Abolition de la nation pour transformer les hommes en nomades, sentiment post-national jouant énormément avec notre propre considération de l’histoire de France, au point de transformer nos héros de guerre en bouchers ou en victimes (lisez le passage saisissant intitulé « Gommer l’histoire de France »), constamment plane ce détestable « culte victimaire » qui alterne avec l’hypercapitalisme, le communautarisme, le rejet de l’identité française, le rejet de la culture française jusqu’au délitement total.
La nation est un monstre, l’identité nationale est luciférienne, l’État a des penchants naturellement génocidaires. Quelle figure consensuelle incarne le peuple français aujourd’hui sinon la victime, dans cette société qui ne pense plus que sur le registre de l’émotion ? La souveraineté victimaire aspirerait-elle à remplacer la souveraineté nationale ? »
Les obsédés de la race, les obsédés du genre sont en train d’absorber l’idée de nation au point de rechercher à détruire l’identité nationale, et avoir honte d’être français. Les multiples salves de l’auteur montre que la France est en train de devenir un conglomérat de clans. Pourtant dit-elle avec justesse : « La culture qui fonde une identité nationale n’est grande que si l’on démontre qu’elle est le résultat de mélanges, de métissages, de polyphonies. » Cela parait évident, non ?
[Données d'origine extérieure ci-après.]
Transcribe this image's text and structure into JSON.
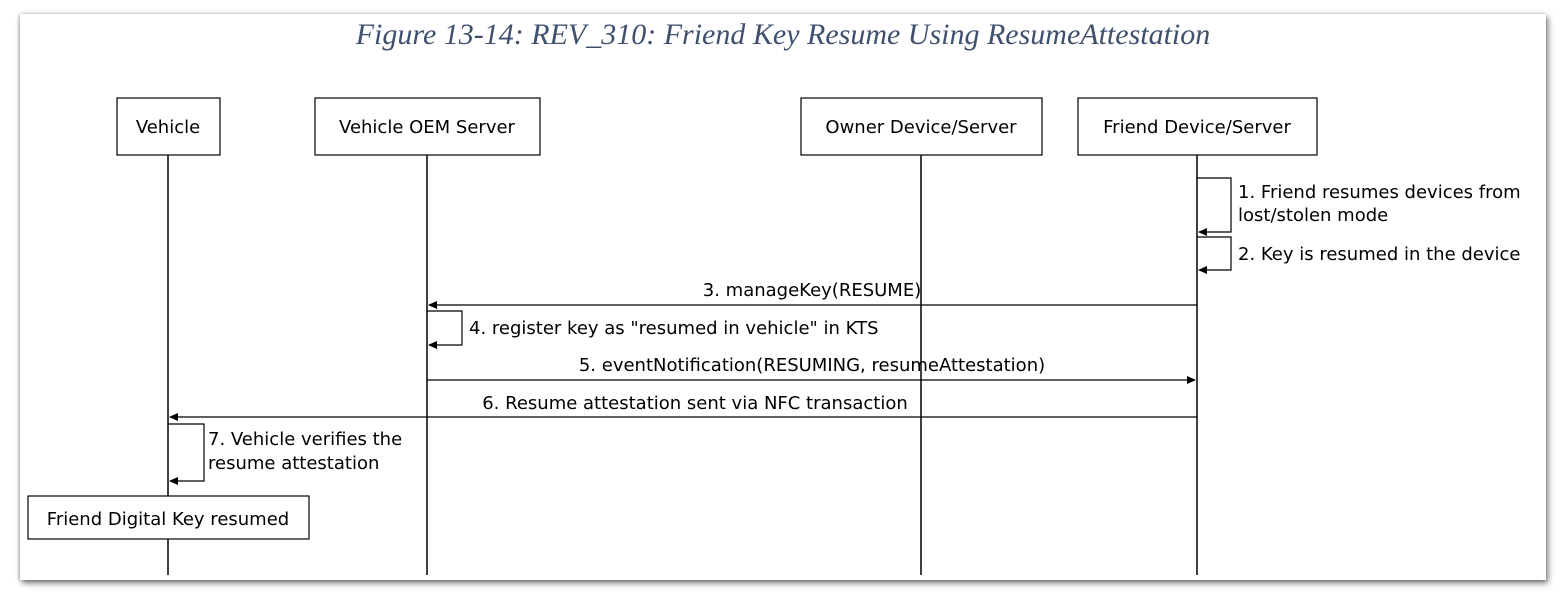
{
  "caption": "Figure 13-14: REV_310: Friend Key Resume Using ResumeAttestation",
  "participants": {
    "vehicle": "Vehicle",
    "oem_server": "Vehicle OEM Server",
    "owner_device": "Owner Device/Server",
    "friend_device": "Friend Device/Server"
  },
  "messages": {
    "m1_line1": "1. Friend resumes devices from",
    "m1_line2": "lost/stolen mode",
    "m2": "2. Key is resumed in the device",
    "m3": "3. manageKey(RESUME)",
    "m4": "4. register key as \"resumed in vehicle\" in KTS",
    "m5": "5. eventNotification(RESUMING, resumeAttestation)",
    "m6": "6. Resume attestation sent via NFC transaction",
    "m7_line1": "7. Vehicle verifies the",
    "m7_line2": "resume attestation"
  },
  "final_state": "Friend Digital Key resumed"
}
Eh bien, pas tant que ça ! Voilà qu’elle ajoute :
Toute tentative de valoriser son unité, son homogénéité est identifiée à une manœuvre d’exclusion, une vision xénophobe voire raciste. »
Les constats qui jalonnent cet essai sont glaçants, le bilan d’une catastrophe générale due à des manipulations idéologiques, médiatiques et politiques aditionné à une méconnaissance de l’histoire patente comme celle concernant la colonisation et l’esclavage conduit notre pays à se livrer à un autodénigrement permanent. La virulence des débats publics, « le degré d’hystérisation sur tous les thèmes touchant à l’histoire et à l’identité nationale », cette tendance systématique et acharné à gommer la notion de patrie ainsi que le support d’identification à l’identité de la France est d’emblée contre-productif, rendant la paix et le vivre ensemble quasi-impossible, au point de donner peut-être raison à un ancien ministre de l’intérieur, prédisant que les communautés vivant côte à côte seront bientôt face à face.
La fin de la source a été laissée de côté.